# Best options trading account for non-frequent trader?



## insight (18 June 2011)

Hi,

I want to buy some options (long) every now and then when I spot something I'm pretty sure about. 

Can anyone recommend a cost effective and straight-forward broker or trading platform? I want something minimal in terms of both cost and set-up effort.


----------



## insight (18 June 2011)

I should also add that I am not looking to trade CFDs (purely options). 

I have a bad first impression of trading anything other than ordinary shares through any of the major retail banks.. it's just the vibe I get through. Can anyone say whether westpac is any good as they do offer options trading..

Would be interested in any specialist companies/platforms etc etc that anyone can recommend..


----------



## insight (19 June 2011)

...anyone....?


----------



## village idiot (19 June 2011)

insight said:


> Hi,
> 
> Can anyone recommend a cost effective and straight-forward broker or trading platform? I want something minimal in terms of both cost and set-up effort.




the short answer is no, you cant have both those things. The Australian brokers that do ETOs charge commissions that are prohibitive, especially for a start up acount. That leaves you with the rest of the world where a number of brokers have much better platforms and charge a lot less. 

A number of people use Interactive Brokers which are good, but the set-up effort I believe is far from minimal, although it is a long time since I set mine up and I was overseas at the time.

If you are actually going to trade though you are just going to have to go to some effort...


----------



## nichole (7 July 2011)

Have you tried to Google for OptionXpress?


----------



## sails (7 July 2011)

nichole said:


> Have you tried to Google for OptionXpress?




I don't believe they do Aussie options anymore.

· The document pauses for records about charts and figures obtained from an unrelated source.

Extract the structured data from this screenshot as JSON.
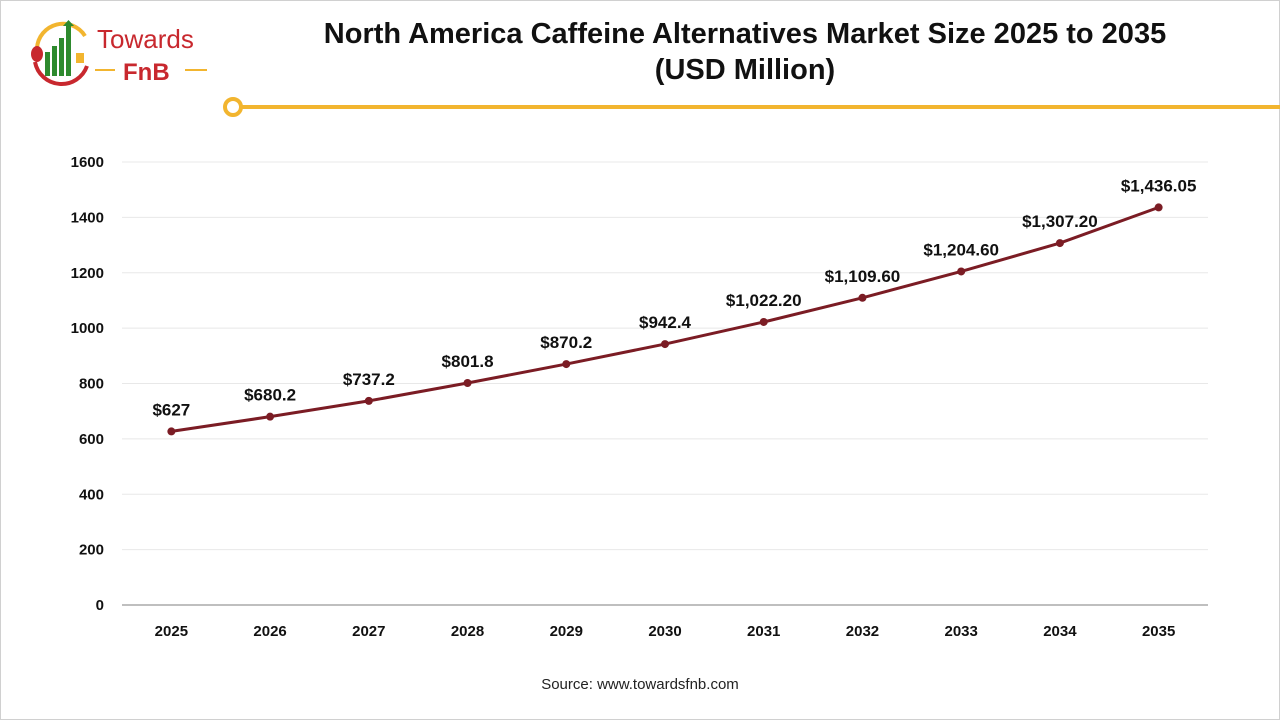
{
  "header": {
    "logo_text_1": "Towards",
    "logo_text_2": "FnB",
    "title_line1": "North America Caffeine Alternatives Market Size 2025 to 2035",
    "title_line2": "(USD Million)"
  },
  "footer": {
    "source": "Source: www.towardsfnb.com"
  },
  "colors": {
    "line": "#7b1c24",
    "accent": "#f2b52f",
    "logo_red": "#c8282e",
    "logo_green": "#2e8a2e",
    "grid": "#e8e8e8",
    "axis": "#bfbfbf"
  },
  "chart_data": {
    "type": "line",
    "title": "North America Caffeine Alternatives Market Size 2025 to 2035 (USD Million)",
    "categories": [
      "2025",
      "2026",
      "2027",
      "2028",
      "2029",
      "2030",
      "2031",
      "2032",
      "2033",
      "2034",
      "2035"
    ],
    "values": [
      627,
      680.2,
      737.2,
      801.8,
      870.2,
      942.4,
      1022.2,
      1109.6,
      1204.6,
      1307.2,
      1436.05
    ],
    "data_labels": [
      "$627",
      "$680.2",
      "$737.2",
      "$801.8",
      "$870.2",
      "$942.4",
      "$1,022.20",
      "$1,109.60",
      "$1,204.60",
      "$1,307.20",
      "$1,436.05"
    ],
    "ylim": [
      0,
      1600
    ],
    "yticks": [
      "0",
      "200",
      "400",
      "600",
      "800",
      "1000",
      "1200",
      "1400",
      "1600"
    ],
    "grid": true,
    "xlabel": "",
    "ylabel": ""
  }
}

If you are looking for a US broker, Think or Swim options brokers used to be good.  I think they have now been taken over by another brokerage in the US.


----------



## nichole (8 July 2011)

sails said:


> I don't believe they do Aussie options anymore.
> 
> If you are looking for a US broker, Think or Swim options brokers used to be good.  I think they have now been taken over by another brokerage in the US.




My apology, I thought the asker was referring to US market. I mainly used CFD for my trading or structured warrants for HSI, STI stocks. For Aussie stocks, mainly using CFD.


----------